|By Christopher Keene||
|October 24, 2008 07:15 AM EDT||
Chris Keene's "Keene View" Blog
For cloud computing to take off, there need to be tools available that enable a developer to build and deploy an application without having to download anything to their desktop. This requires an on-demand development tool that sits on top of the cloud and provides a development Platform as a Service (PaaS).
There are two paths that a vendor can take to create a development platform for cloud computing: cloud-first or tool-first.
- Cloud-first approach to PaaS: first build a cloud platform, then build a development tool that runs on top of it. This is the approach pioneered by Force.com and followed by Coghead and Bungee Labs.
- Tool-first approach to PaaS: first build a development platform that is host-able tool (e.g., studio runs in a browser), then "push" that platform into the cloud. This is the approach taken by WaveMaker.
For Force.com, it made a great deal of sense to take the cloud-first approach. SalesForce.com already had a robust cloud platform and expertise in building proprietary development tools to create their CRM application. There was also no requirement to make Force.com work on any other cloud, because SalesForce is aiming to be the only cloud you will ever need for all your enterprise apps.
For most software vendors, however, the cloud-first development process has distinct disadvantages. First of all, it puts you in the data center operations business, which requires a very different DNA than software development. Next, it makes development itself difficult, because the cloud adds a level of indirection and complexity to all development tasks. Finally, you will be forced to do cloud port eventually to get to a SaaS cloud people want to deploy on, like Amazon EC2 or Google App Engine (assuming they ever exit the Python ghetto).
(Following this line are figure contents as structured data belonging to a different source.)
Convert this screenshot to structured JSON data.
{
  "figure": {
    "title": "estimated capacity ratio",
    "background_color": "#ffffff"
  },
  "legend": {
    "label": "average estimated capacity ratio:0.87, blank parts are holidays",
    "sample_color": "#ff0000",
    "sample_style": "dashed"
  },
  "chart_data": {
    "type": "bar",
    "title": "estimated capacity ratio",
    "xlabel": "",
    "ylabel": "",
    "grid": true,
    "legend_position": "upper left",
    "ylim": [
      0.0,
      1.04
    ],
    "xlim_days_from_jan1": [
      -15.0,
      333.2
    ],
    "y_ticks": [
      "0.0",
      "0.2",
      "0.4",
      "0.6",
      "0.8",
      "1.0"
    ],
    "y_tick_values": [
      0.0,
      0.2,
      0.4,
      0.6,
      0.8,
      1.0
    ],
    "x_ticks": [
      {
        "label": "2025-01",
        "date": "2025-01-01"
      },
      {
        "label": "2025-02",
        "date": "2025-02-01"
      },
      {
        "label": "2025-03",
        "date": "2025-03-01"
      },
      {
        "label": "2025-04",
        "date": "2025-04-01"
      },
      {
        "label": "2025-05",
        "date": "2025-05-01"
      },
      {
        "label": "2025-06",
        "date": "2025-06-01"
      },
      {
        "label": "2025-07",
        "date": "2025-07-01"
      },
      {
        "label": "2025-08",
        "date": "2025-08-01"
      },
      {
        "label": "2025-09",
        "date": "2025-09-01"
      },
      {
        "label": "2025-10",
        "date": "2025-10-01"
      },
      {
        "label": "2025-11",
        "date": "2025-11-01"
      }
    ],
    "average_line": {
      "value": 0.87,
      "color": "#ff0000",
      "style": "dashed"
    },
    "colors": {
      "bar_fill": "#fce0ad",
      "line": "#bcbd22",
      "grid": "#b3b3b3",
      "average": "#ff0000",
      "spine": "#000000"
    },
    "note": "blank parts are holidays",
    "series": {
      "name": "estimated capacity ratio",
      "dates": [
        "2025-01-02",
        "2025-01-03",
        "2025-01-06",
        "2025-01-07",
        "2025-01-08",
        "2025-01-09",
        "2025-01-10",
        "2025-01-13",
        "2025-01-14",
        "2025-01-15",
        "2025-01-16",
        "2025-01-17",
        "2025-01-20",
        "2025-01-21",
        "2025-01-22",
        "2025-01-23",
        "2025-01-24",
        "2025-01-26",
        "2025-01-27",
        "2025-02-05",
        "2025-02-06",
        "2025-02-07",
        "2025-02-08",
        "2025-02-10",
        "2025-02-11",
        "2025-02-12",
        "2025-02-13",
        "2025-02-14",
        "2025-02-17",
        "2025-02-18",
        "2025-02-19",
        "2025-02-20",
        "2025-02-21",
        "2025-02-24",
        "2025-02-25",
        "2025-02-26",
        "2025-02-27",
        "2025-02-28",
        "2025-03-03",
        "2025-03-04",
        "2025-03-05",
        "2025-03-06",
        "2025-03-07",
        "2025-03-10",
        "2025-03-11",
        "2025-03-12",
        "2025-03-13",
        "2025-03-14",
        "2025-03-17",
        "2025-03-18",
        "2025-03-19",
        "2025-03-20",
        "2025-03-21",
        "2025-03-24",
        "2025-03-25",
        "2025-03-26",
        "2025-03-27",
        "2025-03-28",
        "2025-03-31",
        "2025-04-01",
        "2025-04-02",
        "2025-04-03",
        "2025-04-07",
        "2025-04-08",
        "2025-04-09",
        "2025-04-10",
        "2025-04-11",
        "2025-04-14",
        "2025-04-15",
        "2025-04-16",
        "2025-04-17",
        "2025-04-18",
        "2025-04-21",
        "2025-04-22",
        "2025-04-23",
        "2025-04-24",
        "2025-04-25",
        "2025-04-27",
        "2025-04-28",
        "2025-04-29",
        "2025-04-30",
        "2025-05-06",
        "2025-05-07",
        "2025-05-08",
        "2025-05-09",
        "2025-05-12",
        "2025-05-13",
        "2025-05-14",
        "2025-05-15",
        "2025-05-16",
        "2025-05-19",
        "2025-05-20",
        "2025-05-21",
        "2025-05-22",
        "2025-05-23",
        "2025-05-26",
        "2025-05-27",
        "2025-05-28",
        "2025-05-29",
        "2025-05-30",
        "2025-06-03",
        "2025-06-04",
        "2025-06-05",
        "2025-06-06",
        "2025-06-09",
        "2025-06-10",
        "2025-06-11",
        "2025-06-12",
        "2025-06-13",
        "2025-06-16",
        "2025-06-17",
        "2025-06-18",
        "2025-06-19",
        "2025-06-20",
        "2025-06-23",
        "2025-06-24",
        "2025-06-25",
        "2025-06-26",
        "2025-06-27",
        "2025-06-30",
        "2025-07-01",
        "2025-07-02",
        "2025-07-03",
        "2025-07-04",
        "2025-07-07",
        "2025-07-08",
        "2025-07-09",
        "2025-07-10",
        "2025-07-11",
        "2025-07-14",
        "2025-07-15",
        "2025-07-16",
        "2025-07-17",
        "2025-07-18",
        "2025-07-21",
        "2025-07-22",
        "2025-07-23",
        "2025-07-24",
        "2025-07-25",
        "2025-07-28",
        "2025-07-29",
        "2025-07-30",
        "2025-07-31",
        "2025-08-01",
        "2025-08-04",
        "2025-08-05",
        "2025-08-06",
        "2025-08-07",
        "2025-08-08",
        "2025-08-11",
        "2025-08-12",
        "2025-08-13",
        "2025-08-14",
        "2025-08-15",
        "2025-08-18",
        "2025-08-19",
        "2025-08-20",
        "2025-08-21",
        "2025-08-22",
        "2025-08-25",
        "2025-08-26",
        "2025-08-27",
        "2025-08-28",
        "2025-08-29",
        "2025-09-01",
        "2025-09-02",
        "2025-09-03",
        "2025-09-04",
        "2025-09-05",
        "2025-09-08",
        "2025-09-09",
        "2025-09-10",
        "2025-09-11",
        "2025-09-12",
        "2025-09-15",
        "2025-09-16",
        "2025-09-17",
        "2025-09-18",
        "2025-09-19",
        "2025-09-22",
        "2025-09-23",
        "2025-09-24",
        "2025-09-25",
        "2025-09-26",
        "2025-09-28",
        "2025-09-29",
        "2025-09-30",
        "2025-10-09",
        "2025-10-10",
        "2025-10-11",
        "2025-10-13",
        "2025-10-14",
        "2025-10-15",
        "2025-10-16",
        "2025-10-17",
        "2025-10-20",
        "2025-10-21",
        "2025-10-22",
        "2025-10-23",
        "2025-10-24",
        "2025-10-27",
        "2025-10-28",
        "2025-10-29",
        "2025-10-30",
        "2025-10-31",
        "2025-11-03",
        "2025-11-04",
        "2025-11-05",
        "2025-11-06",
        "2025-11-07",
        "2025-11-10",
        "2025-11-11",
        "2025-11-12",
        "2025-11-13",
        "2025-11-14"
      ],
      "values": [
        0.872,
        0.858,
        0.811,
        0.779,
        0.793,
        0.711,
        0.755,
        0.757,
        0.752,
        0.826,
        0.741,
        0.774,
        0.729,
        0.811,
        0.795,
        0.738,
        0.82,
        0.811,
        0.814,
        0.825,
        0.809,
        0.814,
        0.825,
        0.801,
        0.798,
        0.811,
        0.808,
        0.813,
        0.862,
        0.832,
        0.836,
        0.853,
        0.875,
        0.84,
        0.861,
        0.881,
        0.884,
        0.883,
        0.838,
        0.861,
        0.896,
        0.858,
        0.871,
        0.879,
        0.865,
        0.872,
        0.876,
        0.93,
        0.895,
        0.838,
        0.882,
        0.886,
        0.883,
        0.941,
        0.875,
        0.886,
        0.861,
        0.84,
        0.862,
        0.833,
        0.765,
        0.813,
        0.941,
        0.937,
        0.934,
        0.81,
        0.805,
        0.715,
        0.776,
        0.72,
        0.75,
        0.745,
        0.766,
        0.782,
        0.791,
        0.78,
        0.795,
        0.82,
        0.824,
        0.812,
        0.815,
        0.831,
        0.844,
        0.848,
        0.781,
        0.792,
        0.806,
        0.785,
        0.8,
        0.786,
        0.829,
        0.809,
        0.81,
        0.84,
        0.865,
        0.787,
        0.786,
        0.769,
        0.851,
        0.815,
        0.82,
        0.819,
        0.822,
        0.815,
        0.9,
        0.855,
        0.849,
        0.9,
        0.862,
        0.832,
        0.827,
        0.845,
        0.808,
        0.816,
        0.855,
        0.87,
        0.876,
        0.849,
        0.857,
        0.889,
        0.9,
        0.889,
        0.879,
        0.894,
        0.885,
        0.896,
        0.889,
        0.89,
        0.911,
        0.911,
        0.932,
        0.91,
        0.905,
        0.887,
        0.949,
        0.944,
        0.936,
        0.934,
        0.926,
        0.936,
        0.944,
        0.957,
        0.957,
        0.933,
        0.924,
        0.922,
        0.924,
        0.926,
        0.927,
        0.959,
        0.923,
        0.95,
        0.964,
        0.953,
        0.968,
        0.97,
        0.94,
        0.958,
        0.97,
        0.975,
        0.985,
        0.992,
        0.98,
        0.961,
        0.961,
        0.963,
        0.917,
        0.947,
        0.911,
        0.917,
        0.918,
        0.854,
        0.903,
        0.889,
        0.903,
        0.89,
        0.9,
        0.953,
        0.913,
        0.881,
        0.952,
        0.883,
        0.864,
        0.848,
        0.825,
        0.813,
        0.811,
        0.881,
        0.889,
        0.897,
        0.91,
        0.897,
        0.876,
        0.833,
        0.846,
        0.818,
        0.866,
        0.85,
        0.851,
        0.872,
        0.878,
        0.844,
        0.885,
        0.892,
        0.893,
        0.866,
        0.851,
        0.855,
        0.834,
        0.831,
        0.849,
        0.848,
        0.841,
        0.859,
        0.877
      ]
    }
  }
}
A tool-first approach to PaaS development is much more straightforward. You start by creating a host-able development studio (pretty much rules out Eclipse plugins) and do your build and test on standard hardware. After you have build a solid product, you add multi-tenancy to the studio and customize deployment for your cloud of choice (or use a partner like Elastra to do the deployment and administration for you).
A final oddity of the cloud-first vendors is that they have all delivered proprietary development platforms. This provides a "roach motel" level of lock-in - your logic and data can checkin, but just try moving them to another RIA or AJAX platform! Again, SalesForce can throw its 500-pound gorilla weight around and make the Apex language successful. It is hard to imagine, however, that 5 years from now people who have learned the Coghead language will be in more demand than, say, Java developers.
|claeton 11/03/08 10:10:15 PM EST|
Proprietary development toolsets have a long history. PowerBuilder and VisualBasic didn't offer the flexibility and power of C, but they enabled rapid, if inelegant, development of business apps. In the Cloud, the same could end up being true of Coghead. There are a lot of reasons why that would be a suboptimal outcome, nonetheless a possible one.
|Gameshowhost 08/25/08 02:40:15 PM EDT|
What about other PaaS vendors like LongJump and Quickbase? Anyone have experience in using them?
|kennyo 08/23/08 05:04:54 PM EDT|
Don't forget tools that help create "cloud-like" Utility Computing infrastructures out of what you own today (any HW, any VM). Cassatt can primarily do this, although there are other less automated tools on the market too, and even VMware has its eyes on trying to help make clouds.
These tools can automate how HW is repurposed, how and when VMs are created, where networks should be routed etc. etc. with the express purpose of maintaining application service levels, regardless of demand. This is essentially PaaS that is the underpinning behind "clouds".